Nun Sieg Nummer drei her, eine leichte Aufgabe wird dieser Kampf aber nicht, obwohl er mit Blachowicz hier gegen einen UFC-Debütanten antreten wird. Der 31-Jährige war Titelträger und mehrfacher Turniersieger der polnischen Premium-Organisation KSW und hat in seinen letzten vier Kämpfen vier UFC-Veteranen ausgeschaltet: Gegen Rameau Thierry Sokoudjou gewann er zunächst den KSW-Halbschwergwichtsgürtel, bevor er ihn gegen Mario Miranda, Houston Alexander und zuletzt Goran Reljic drei Mal verteidigte. Der Sieg gegen Reljic ist mittlerweile allerdings eineinhalb Jahre her und seitdem hat Blachowicz verletzungsbedingt nicht mehr im Käfig gestanden – am Tag seines letzten Kampfes hat Georges St-Pierre seinen Weltergewichtstitel gegen Nick Diaz verteidigt und Anderson Silva schien auf absehbare Zeit der dominanteste Mittelgewichtschampion in der Geschichte der UFC zu bleiben. Nun ist es für Blachowicz also an der Zeit, seine eigene Geschichte weiterzuschreiben.

Niklas Bäckström vs. Mike Wilkinson
Eröffnet wird das Hauptprogramm von einem Kampf im Federgewicht. Mit Niklas Bäckström (8-0-0(1)) wird dabei eines der interessantesten jungen Talente der Federgewichtsklasse vor heimischem Publikum seinen zweiten UFC-Kampf bestreiten. Nach sieben Siegen in der europäischen Szene, zuletzt einem 15-Sekunden-Knockout gegen den Frankfurter Max Coga, sprang Bäckström im Mai mit nur wenigen Wochen Vorbereitungszeit für den verletzten Thiago Tavares gegen den Finnen Tom Niinimäki ein. Lediglich knapp vier Minuten brauchte der Debütant an jenem Abend in Berlin, um seinen favorisierten Gegner mit dessen eigenen Waffen zu schlagen und ihn per Headlock zur Aufgabe zu zwingen.

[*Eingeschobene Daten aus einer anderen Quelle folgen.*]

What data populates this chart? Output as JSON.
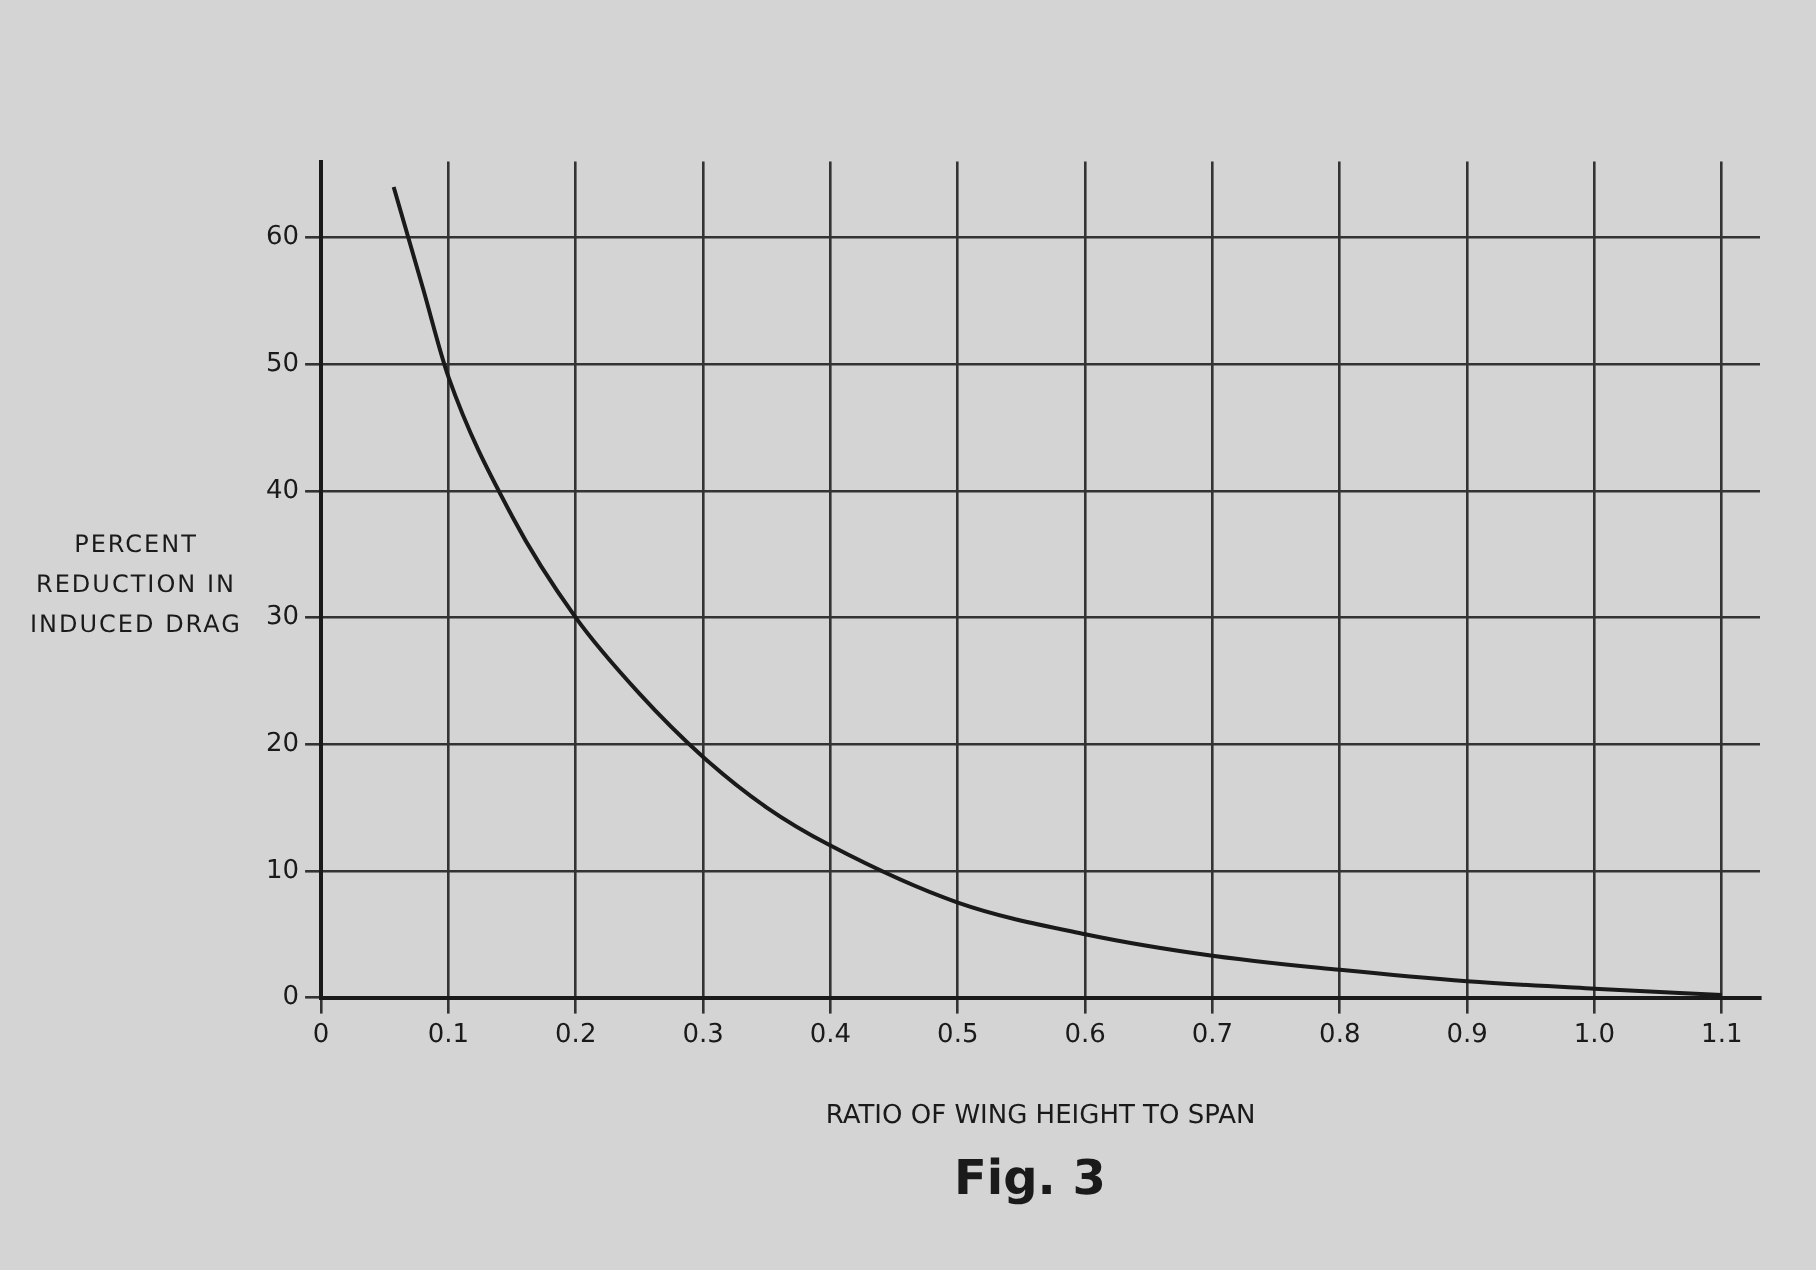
{
  "chart_data": {
    "type": "line",
    "xlabel": "RATIO OF WING HEIGHT TO SPAN",
    "ylabel": "PERCENT REDUCTION IN INDUCED DRAG",
    "annotations": [
      "Fig. 3"
    ],
    "x": [
      0.057,
      0.08,
      0.1,
      0.15,
      0.2,
      0.25,
      0.3,
      0.35,
      0.4,
      0.5,
      0.6,
      0.7,
      0.8,
      0.9,
      1.0,
      1.1
    ],
    "series": [
      {
        "color": "#1a1a1a",
        "values": [
          64,
          56,
          49,
          38,
          30,
          24,
          19,
          15,
          12,
          7.5,
          5,
          3.3,
          2.2,
          1.3,
          0.7,
          0.2
        ]
      }
    ],
    "xlim": [
      0,
      1.13
    ],
    "xticks": [
      0,
      0.1,
      0.2,
      0.3,
      0.4,
      0.5,
      0.6,
      0.7,
      0.8,
      0.9,
      {
        "value": 1.0,
        "label": "1.0"
      },
      1.1
    ],
    "ylim": [
      0,
      66
    ],
    "yticks": [
      0,
      10,
      20,
      30,
      40,
      50,
      60
    ],
    "grid": true,
    "marker": "none",
    "line_style": "solid",
    "legend": false
  }
}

In seiner Wahlheimat Stockholm wird er nun auf den Engländer Mike „The Warrior“ Wilkinson (8-1) treffen. Die Ansetzung ist insofern etwas ungewöhnlich, als dass Wilkinson seinen letzten Kampf gegen Rony Jason in der ersten Runde durch Aufgabe verloren hat und seitdem eineinhalb Jahre lang nicht mehr im Octagon stand. Auf der anderen Seite hat der „Warrior“ zuvor acht Kämpfe am Stück gewonnen, sechs davon vorzeitig durch Aufgabe oder T.K.o. Mit Bäckström wird ihm am Samstag eine weitere große Herausforderung gegenüberstehen – im Falle eines Sieges kann Wilkinson dafür jedoch sowohl die bittere Niederlage als auch die lange Pause vergessen machen und mit einem Knall ins Rampenlicht zurückkehren.

Vorprogramm
Im letzten Kampf des Vorprogramms wird Mittelgewicht Magnus „Jycken“ Cedenblad (12-4) vor heimischer Kulisse den Schotten Scott Askham (12-0) testen, der hier sein UFC-Debüt geben wird. Cedenblad verlor in Stockholm im Frühjahr 2012 sein UFC-Debüt gegen Francis Carmont, konnte seitdem aber Jared Hamman und Krzysztof Jotko durch Aufgabe besiegen. Am Samstag wird er Askham in der UFC begrüßen – der Schotte ist mit 1,90m einerseits sehr groß für das Mittelgewicht, damit andererseits aber genauso hoch wie Cedenblad, womit beide auf einen ansonsten gewohnten Vorteil verzichten werden müssen. Askham ist momentan in sechs Amateur- und zwölf Profikämpfen ungeschlagen und konnte neben zwei Aufgabe-Siegen ganze sieben Kämpfe durch (T.)K.o. beenden – im Duett mit Cedenblad darf man sich am Samstag daher wohl auf Feuerwerke freuen.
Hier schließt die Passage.